When dinner was over we took ourselves and our cigars into the cool verandah, and for half an hour or so sat smoking and talking of many things. Then a footstep crunched upon the path, and a tall, thin man stood before us.

McBain rose and wished him "Good-evening," as he did so pushing a chair into such a position that I could see his face. "I beg your pardon, but I don't think you told me your name last night."

"Sir, my name is Nicodemus B. Patten, of Sacramento City, State of California, U.S.A.—most times called Sacramento Nick."

"Well, Mr. Patten, let me introduce you to a friend who is anxious to hear the curious story you told me last night. Will you smoke?"

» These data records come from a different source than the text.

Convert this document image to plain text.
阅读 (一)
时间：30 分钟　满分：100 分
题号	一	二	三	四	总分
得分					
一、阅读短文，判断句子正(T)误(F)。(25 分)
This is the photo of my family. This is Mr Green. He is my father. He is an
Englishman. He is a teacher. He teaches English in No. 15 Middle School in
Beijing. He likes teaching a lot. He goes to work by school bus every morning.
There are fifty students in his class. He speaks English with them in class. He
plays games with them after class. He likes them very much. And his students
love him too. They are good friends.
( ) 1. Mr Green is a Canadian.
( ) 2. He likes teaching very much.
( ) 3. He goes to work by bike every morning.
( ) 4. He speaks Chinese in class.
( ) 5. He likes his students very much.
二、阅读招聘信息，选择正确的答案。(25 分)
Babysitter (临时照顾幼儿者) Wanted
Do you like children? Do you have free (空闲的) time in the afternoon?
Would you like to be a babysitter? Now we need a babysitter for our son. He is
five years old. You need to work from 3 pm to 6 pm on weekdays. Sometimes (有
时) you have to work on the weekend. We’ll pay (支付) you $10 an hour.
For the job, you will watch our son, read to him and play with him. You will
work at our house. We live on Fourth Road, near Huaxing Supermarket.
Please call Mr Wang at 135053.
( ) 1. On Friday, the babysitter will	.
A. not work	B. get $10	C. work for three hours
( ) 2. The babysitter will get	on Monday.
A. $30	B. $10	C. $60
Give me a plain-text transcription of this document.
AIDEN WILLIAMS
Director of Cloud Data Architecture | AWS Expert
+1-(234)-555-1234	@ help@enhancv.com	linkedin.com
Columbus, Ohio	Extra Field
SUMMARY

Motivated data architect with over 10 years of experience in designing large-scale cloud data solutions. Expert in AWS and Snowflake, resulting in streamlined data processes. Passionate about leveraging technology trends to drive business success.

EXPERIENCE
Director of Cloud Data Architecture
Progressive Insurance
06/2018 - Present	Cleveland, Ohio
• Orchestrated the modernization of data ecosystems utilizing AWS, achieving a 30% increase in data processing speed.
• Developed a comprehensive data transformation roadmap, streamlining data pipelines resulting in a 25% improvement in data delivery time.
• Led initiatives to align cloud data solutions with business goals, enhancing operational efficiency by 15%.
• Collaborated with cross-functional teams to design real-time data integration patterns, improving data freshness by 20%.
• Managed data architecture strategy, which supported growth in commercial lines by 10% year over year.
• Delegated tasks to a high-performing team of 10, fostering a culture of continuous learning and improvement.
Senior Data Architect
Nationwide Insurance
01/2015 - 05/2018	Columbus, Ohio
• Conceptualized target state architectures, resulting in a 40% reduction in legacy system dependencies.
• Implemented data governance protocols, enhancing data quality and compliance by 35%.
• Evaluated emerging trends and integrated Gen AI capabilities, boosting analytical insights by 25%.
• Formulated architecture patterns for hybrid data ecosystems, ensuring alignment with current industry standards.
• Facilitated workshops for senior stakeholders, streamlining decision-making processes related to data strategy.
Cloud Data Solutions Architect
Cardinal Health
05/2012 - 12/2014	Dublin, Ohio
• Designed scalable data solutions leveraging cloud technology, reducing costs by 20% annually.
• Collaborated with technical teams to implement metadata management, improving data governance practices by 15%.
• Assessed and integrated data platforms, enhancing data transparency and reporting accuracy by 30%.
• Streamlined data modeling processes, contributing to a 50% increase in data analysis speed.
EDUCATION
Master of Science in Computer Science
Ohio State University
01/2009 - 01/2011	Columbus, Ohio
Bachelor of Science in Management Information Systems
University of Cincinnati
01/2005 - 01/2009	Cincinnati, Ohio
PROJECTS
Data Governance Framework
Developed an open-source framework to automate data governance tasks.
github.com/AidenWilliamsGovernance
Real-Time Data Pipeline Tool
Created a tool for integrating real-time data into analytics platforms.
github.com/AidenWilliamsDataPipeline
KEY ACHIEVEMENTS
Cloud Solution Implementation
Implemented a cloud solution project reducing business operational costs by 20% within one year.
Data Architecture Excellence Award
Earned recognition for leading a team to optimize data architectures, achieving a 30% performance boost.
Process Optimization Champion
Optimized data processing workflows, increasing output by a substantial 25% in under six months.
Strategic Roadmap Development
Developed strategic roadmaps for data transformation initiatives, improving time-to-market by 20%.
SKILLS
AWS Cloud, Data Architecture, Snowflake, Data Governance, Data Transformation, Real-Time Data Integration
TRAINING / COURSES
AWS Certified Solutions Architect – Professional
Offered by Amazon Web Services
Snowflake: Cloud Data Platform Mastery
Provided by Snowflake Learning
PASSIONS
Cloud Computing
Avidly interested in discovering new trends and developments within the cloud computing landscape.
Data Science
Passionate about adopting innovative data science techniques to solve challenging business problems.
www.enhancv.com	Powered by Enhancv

Gravely bowing to me, he selected a cheroot, lit it, and blew the smoke luxuriously through his nose. The lamp light fell full and fair upon his face, and instinctively I began to study it. It was a remarkable countenance, and, in spite of its irregularity of feature, contained a dignity of expression which rather disconcerted me. There were evident traces of bodily and mental suffering in the near past, but it was neither the one nor the other which had stamped the lines that so much puzzled me. After satisfying myself on certain other points, I begged him to begin.

He did so without hesitation or previous thought.